The DBLP web site provides links to publishers' electronic copies of many papers. The CiteSeer site provides links to the authors' own electronic copies of recent papers. The latter site also tracks citations, which is handy for finding related papers. Also try Google Scholar.
Examples
Below is just a "random" list of suggested problems/papers. You are encouraged to look for other problems on your own.- Finding cycles of length 4, 5, etc.: e.g., Yuster and Zwick (2004)
- Dynamic connectivity: the first general polylog result (amortized and randomized!) was achieved by a simple beautiful method of Henzinger and King (1999)
- Alternatives to Fibonacci heaps: Recently (2009), Haeupler, Sen, and Tarjan showed how decrease-key can be done in constant amortized time without "cascading cuts", by instead changing the "ranks" of nodes.
- Splay trees and dynamic optimality: e.g., Bose, Douieb, and Langerman and Derryberry and Sleator.
- Variations on union-find: e.g., Kaplan, Shafrir, and Tarjan. Also, another paper studied a problem that combines union-find and heaps.
- Dynamic all-pairs shortest path: several recent papers, e.g., Demetrescu and Italiano (2003), which also uses amortized analysis.
- Randomized algorithms for geometric pattern matching: Cardoze and Schulman (1998) gave randomized algorithms for pattern matching, not for strings, but for one- and higher-dimensional point sets.
- Another randomized exponential SAT algorithm: Paturi, Pudlak, and Zane (1997) gave a 3-SAT algorithm that came before Schoening's and was also quite simple. Or consider deterministic 3-SAT algorithms, the latest of which is by Scheder (2008).
- More news on SAT: it is known that in every k-CNF formula, there always exists a satisfying assignment if each clause has common variables with at most 2^{k-2} other clauses. Moser's recent award-winning paper (2009) describes a simple randomized polynomial-time algorithm (also based on local search) that almost matches this existence result.
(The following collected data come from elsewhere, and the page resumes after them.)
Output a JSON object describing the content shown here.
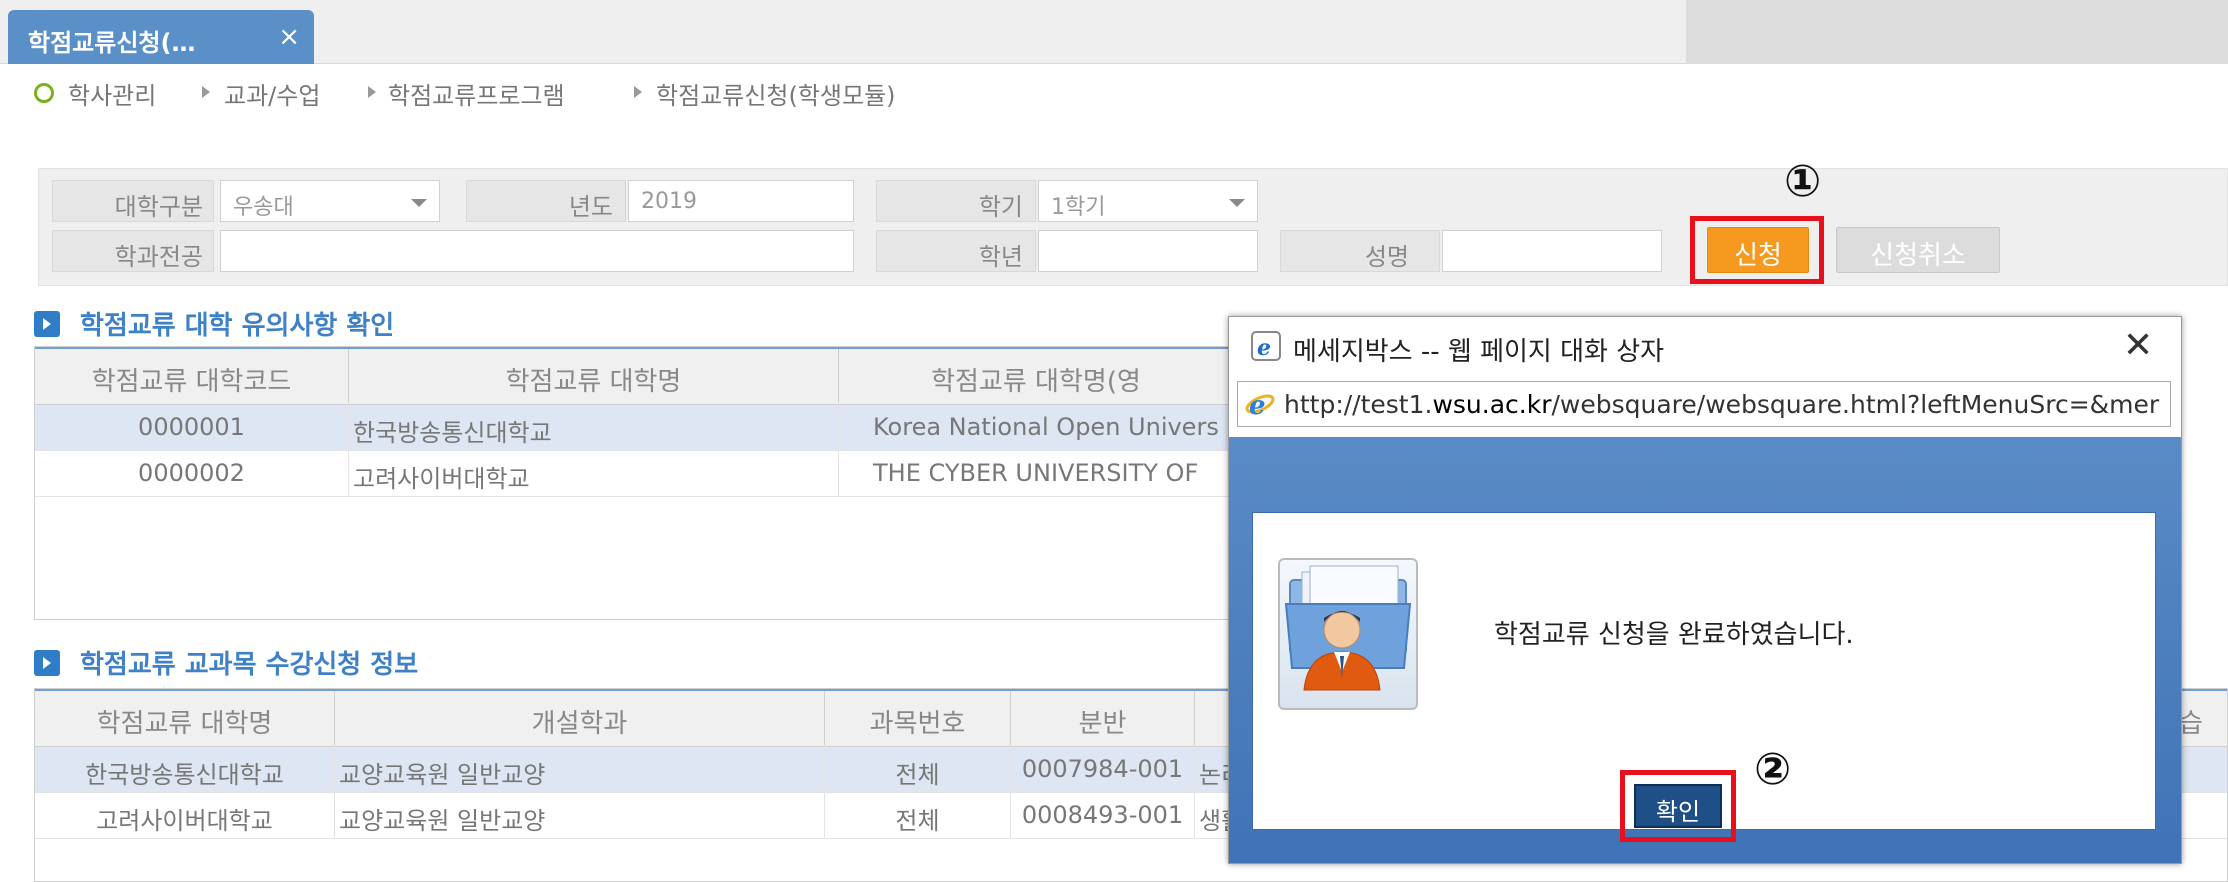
{
  "tab": {
    "label": "학점교류신청(…",
    "close": "×"
  },
  "breadcrumb": [
    "학사관리",
    "교과/수업",
    "학점교류프로그램",
    "학점교류신청(학생모듈)"
  ],
  "search": {
    "univ_label": "대학구분",
    "univ_value": "우송대",
    "year_label": "년도",
    "year_value": "2019",
    "semester_label": "학기",
    "semester_value": "1학기",
    "dept_label": "학과전공",
    "dept_value": "",
    "grade_label": "학년",
    "grade_value": "",
    "name_label": "성명",
    "name_value": ""
  },
  "buttons": {
    "apply": "신청",
    "cancel": "신청취소"
  },
  "annotations": {
    "step1": "①",
    "step2": "②"
  },
  "section1": {
    "title": "학점교류 대학 유의사항 확인",
    "headers": [
      "학점교류 대학코드",
      "학점교류 대학명",
      "학점교류 대학명(영"
    ],
    "rows": [
      [
        "0000001",
        "한국방송통신대학교",
        "Korea National Open Univers"
      ],
      [
        "0000002",
        "고려사이버대학교",
        "THE CYBER UNIVERSITY OF"
      ]
    ]
  },
  "section2": {
    "title": "학점교류 교과목 수강신청 정보",
    "headers": [
      "학점교류 대학명",
      "개설학과",
      "과목번호",
      "분반",
      "",
      "습"
    ],
    "rows": [
      [
        "한국방송통신대학교",
        "교양교육원 일반교양",
        "전체",
        "0007984-001",
        "논리"
      ],
      [
        "고려사이버대학교",
        "교양교육원 일반교양",
        "전체",
        "0008493-001",
        "생활"
      ]
    ]
  },
  "dialog": {
    "title": "메세지박스 -- 웹 페이지 대화 상자",
    "close": "✕",
    "url_prefix": "http://test1.",
    "url_domain": "wsu.ac.kr",
    "url_rest": "/websquare/websquare.html?leftMenuSrc=&mer",
    "message": "학점교류 신청을 완료하였습니다.",
    "ok": "확인",
    "icon": "user-folder-icon"
  },
  "colors": {
    "tab": "#5b8fc8",
    "apply": "#f59a1e",
    "highlight": "#e8101c",
    "dialog_body": "#4a7fbf"
  }
}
- Faster exponential algorithms for graph coloring: two recent papers by Bjorklund and Husfeldt and Koivisto (2006), describing some surprisingly simple new algorithms.
- Faster exponential algorithms for your other favorite NP-complete problem (e.g., independent set, TSP, ...)
- Approximation algorithms for maximum metric TSP: e.g., Hassin and Rubinstein (2002) gave a short, randomized approximation algorithm for a "max" variant of the metric TSP problem.
- Approximation algorithms for maximum independent set: Berman and Furer described a simple local improvement algorithm with approximation factor about D/5 (better than the naive greedy with factor D+1) where D is the maximum degree.
- Approximation algorithms for set cover: Levin gave the latest approximation result on the k-set-cover problem using a combination of greedy and local search approaches.
- Approximation algorithms for your other favorite NP-complete problem: see the compendium of NP-hard optimization problems for inspiration.
- An on-line knapsack problem: Iwama and Taketomi investigated the competitive ratio of a variant of the on-line bin packing problem (the 1-bin case does not appear too complicated).
- An on-line coloring problem: e.g., Epstein et al. or Azar et al. studied coloring of intervals "with bandwidth" in an on-line setting.
- Rendez-vous in the plane: Two people are somewhere in the plane and want to find each other. What are good exploration strategies for this on-line problem? Anderson and Fekete, 1998 studied this problem in various settings.
- Your other favorite on-line problem (secretary problems, robot navigation, facility location or clustering, etc.).